Wednesday, December 14, 2011

Priscilla's Diary - January 1876

   I spoke to Snake today.

    My heart is still racing and my hands are wet. But I did it. I have spent the last 3 days in the house. I was scared to go outside, thinkin I would have to face him. I made myself a prisoner here in my own home. Foolishness! Not fair to Joshua, and not fair to me. I don't know where Johnny is. I aint seen him in a week. I made up my mind that I am tired of lettin these men determine my fate. It ain't right! I have much a right to a life as anyone else. So I took the baby over to Sally's house this morning and set out to find Snake. Wasn't hard to find. Big Red was tied up right outside the jail house. I walked up too him and nuzzled his nose. He always did like that. Such a beautiful horse. He seemed to remember me, or at least I think he did. Then I mustered up all the courage I could, took a deep breath, and walked inside.

   Lord, it was not what I expected. First thing I see is Johnny, lying on the bunk in the cell! He jumped up like the sight of me scared him to death. "Prissy!" he yelped "What are you doing here? Go on back home!"
   I ran to the cell bars. "Johnny" I says, "Lord, where have you been? What happened? Why are you locked up?"  And then I heard his voice from behind me.
  "Hello Prissy." All the resolve and the courage that I had worked so hard to build up drained away in an instant. I saw the look of confusion on poor Johnny's face, and it pained me to my very soul. I wanted to vanish from the face of the Earth. I sighed and slowly turned around. Just looking into his large blue eyes took me back to the days in Wichita. These were the eyes I had first loved. The eyes that had saved me, and had given me a reason to go on. The eyes that burned right through me and opened my heart and my very soul. The eyes that I had betrayed. And we both knew it.
   "Marshal," I said, much harder than I intended, "why is my husband locked up in your jail?"
   The hope and kindness that I saw in his face that first instance was quickly replaced with something hard and cold. This was not going the way I had intended, but I felt like I had no control of things anymore.
    "Your husband," he said in a distant voice, "is charged with public drunkenness, destruction of property, shooting his guns in a public saloon, and not being able to cover his gambling losses. There were some rough boys looking to do him harm last night and I thought it best that he was here."
    "What's best Marshal, is for him to be at home. With his wife, and our son!" The mention of Joshua was almost an accusation against Snake. He flinched a little. This man, who I know to be a fool when it comes to facing down any kind of danger, and may just be the bravest man I ever met, flinched at my tone. If I wasn't trying so hard not to cry, I might have laughed.
   "Prissy," said Johnny from the cell behind me, "I told you to go home! This aint no place for you! Get now, afore I have to whup you!" I don't know why he said that. Johnny had never raised a hand to me. Ever. Maybe he was trying to look tough in front of Snake, maybe he was just scared, I can't even guess. But it was just about the worst possible thing he could have done.

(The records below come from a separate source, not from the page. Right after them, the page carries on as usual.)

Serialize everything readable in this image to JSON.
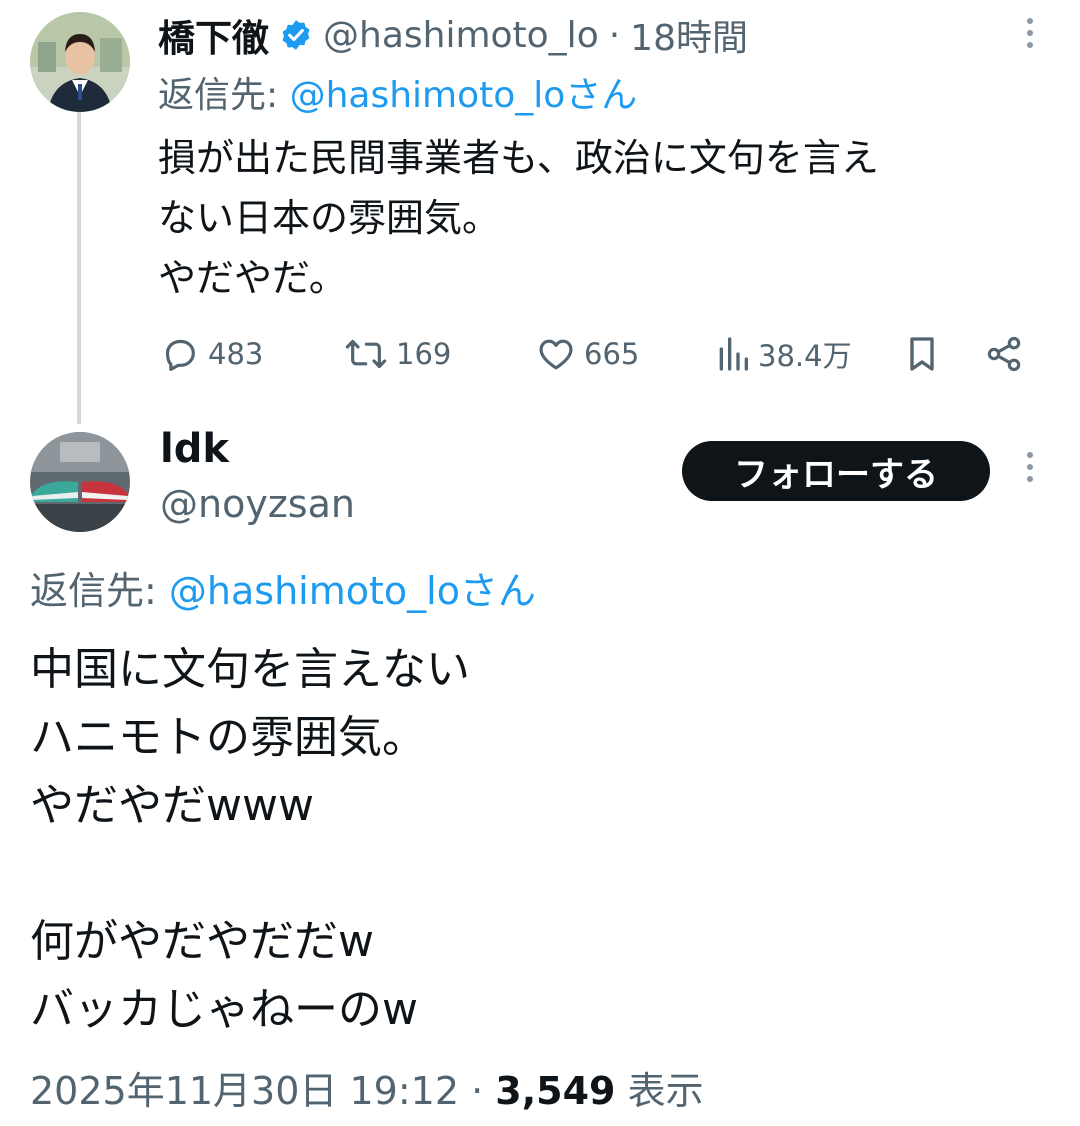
{
  "parent_tweet": {
    "author_name": "橋下徹",
    "verified": true,
    "handle": "@hashimoto_lo",
    "separator": "·",
    "time_ago": "18時間",
    "reply_to_label": "返信先:",
    "reply_to_handle": "@hashimoto_loさん",
    "body_lines": [
      "損が出た民間事業者も、政治に文句を言え",
      "ない日本の雰囲気。",
      "やだやだ。"
    ],
    "stats": {
      "replies": "483",
      "retweets": "169",
      "likes": "665",
      "views": "38.4万"
    }
  },
  "reply_tweet": {
    "author_name": "ldk",
    "handle": "@noyzsan",
    "follow_label": "フォローする",
    "reply_to_label": "返信先:",
    "reply_to_handle": "@hashimoto_loさん",
    "body_lines": [
      "中国に文句を言えない",
      "ハニモトの雰囲気。",
      "やだやだwww",
      "",
      "何がやだやだだw",
      "バッカじゃねーのw"
    ],
    "timestamp": "2025年11月30日 19:12",
    "separator": "·",
    "view_count": "3,549",
    "view_label": "表示"
  },
  "colors": {
    "text": "#0f1419",
    "secondary": "#536471",
    "accent": "#1d9bf0",
    "follow_bg": "#0f1419"
  },
  "icons": [
    "verified-badge-icon",
    "reply-icon",
    "retweet-icon",
    "like-icon",
    "views-icon",
    "bookmark-icon",
    "share-icon",
    "more-options-icon"
  ]
}
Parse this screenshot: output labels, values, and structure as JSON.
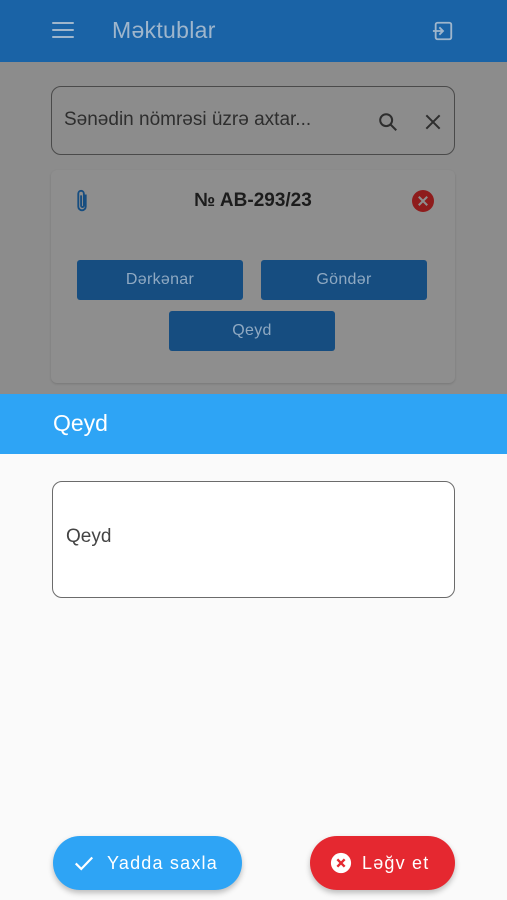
{
  "appbar": {
    "title": "Məktublar",
    "menu_icon": "menu-icon",
    "logout_icon": "logout-icon"
  },
  "search": {
    "placeholder": "Sənədin nömrəsi üzrə axtar...",
    "search_icon": "search-icon",
    "clear_icon": "close-icon"
  },
  "document_card": {
    "number": "№ AB-293/23",
    "attachment_icon": "paperclip-icon",
    "delete_icon": "delete-icon",
    "buttons": {
      "resolution": "Dərkənar",
      "send": "Göndər",
      "note": "Qeyd"
    }
  },
  "note_sheet": {
    "title": "Qeyd",
    "field": {
      "placeholder": "Qeyd",
      "value": ""
    },
    "save_label": "Yadda saxla",
    "cancel_label": "Ləğv et"
  },
  "colors": {
    "primary": "#2EA4F5",
    "danger": "#E52830",
    "appbar_dimmed": "#1A63A6"
  }
}
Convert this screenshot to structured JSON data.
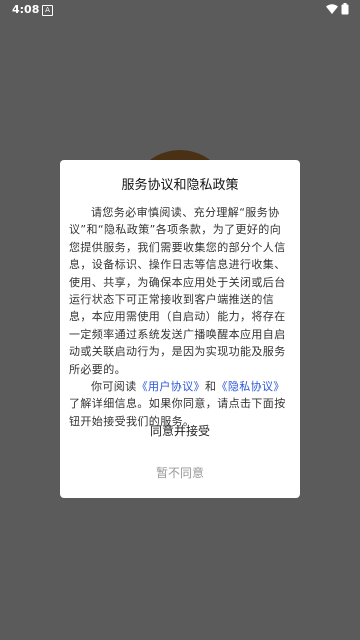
{
  "status_bar": {
    "time": "4:08",
    "notification_icon": "A",
    "icons": [
      "wifi-icon",
      "battery-icon"
    ]
  },
  "dialog": {
    "title": "服务协议和隐私政策",
    "paragraph1": "请您务必审慎阅读、充分理解“服务协议”和“隐私政策”各项条款，为了更好的向您提供服务，我们需要收集您的部分个人信息，设备标识、操作日志等信息进行收集、使用、共享，为确保本应用处于关闭或后台运行状态下可正常接收到客户端推送的信息，本应用需使用（自启动）能力，将存在一定频率通过系统发送广播唤醒本应用自启动或关联启动行为，是因为实现功能及服务所必要的。",
    "p2_prefix": "你可阅读",
    "user_agreement_link": "《用户协议》",
    "p2_and": "和",
    "privacy_policy_link": "《隐私协议》",
    "p2_suffix": "了解详细信息。如果你同意，请点击下面按钮开始接受我们的服务。",
    "agree_label": "同意并接受",
    "disagree_label": "暂不同意"
  },
  "colors": {
    "overlay": "#5b5b5b",
    "link": "#2b55d6",
    "background_circle": "#4a3116"
  }
}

    I know that Snake is fast. I have seen it before. Faster than anyone I have ever known. If I would have known what Johnny was going to say I am still not sure I could have reacted fast enough to save him. But as it was Snake was past me and at Johnny before I could even register what he said. Snake's left arm shot through the cell bars and grabbed Johnny's hair to pull his face close. His right hand was down and up in a lightning quick flash, bringing the butt of that damn Colt crashing into Johnny's forehead.
   "No Snake!" I screamed, but it was too late. Johnny was on the floor before the words left my mouth.


   Joshua is crying, I will have to finish this later.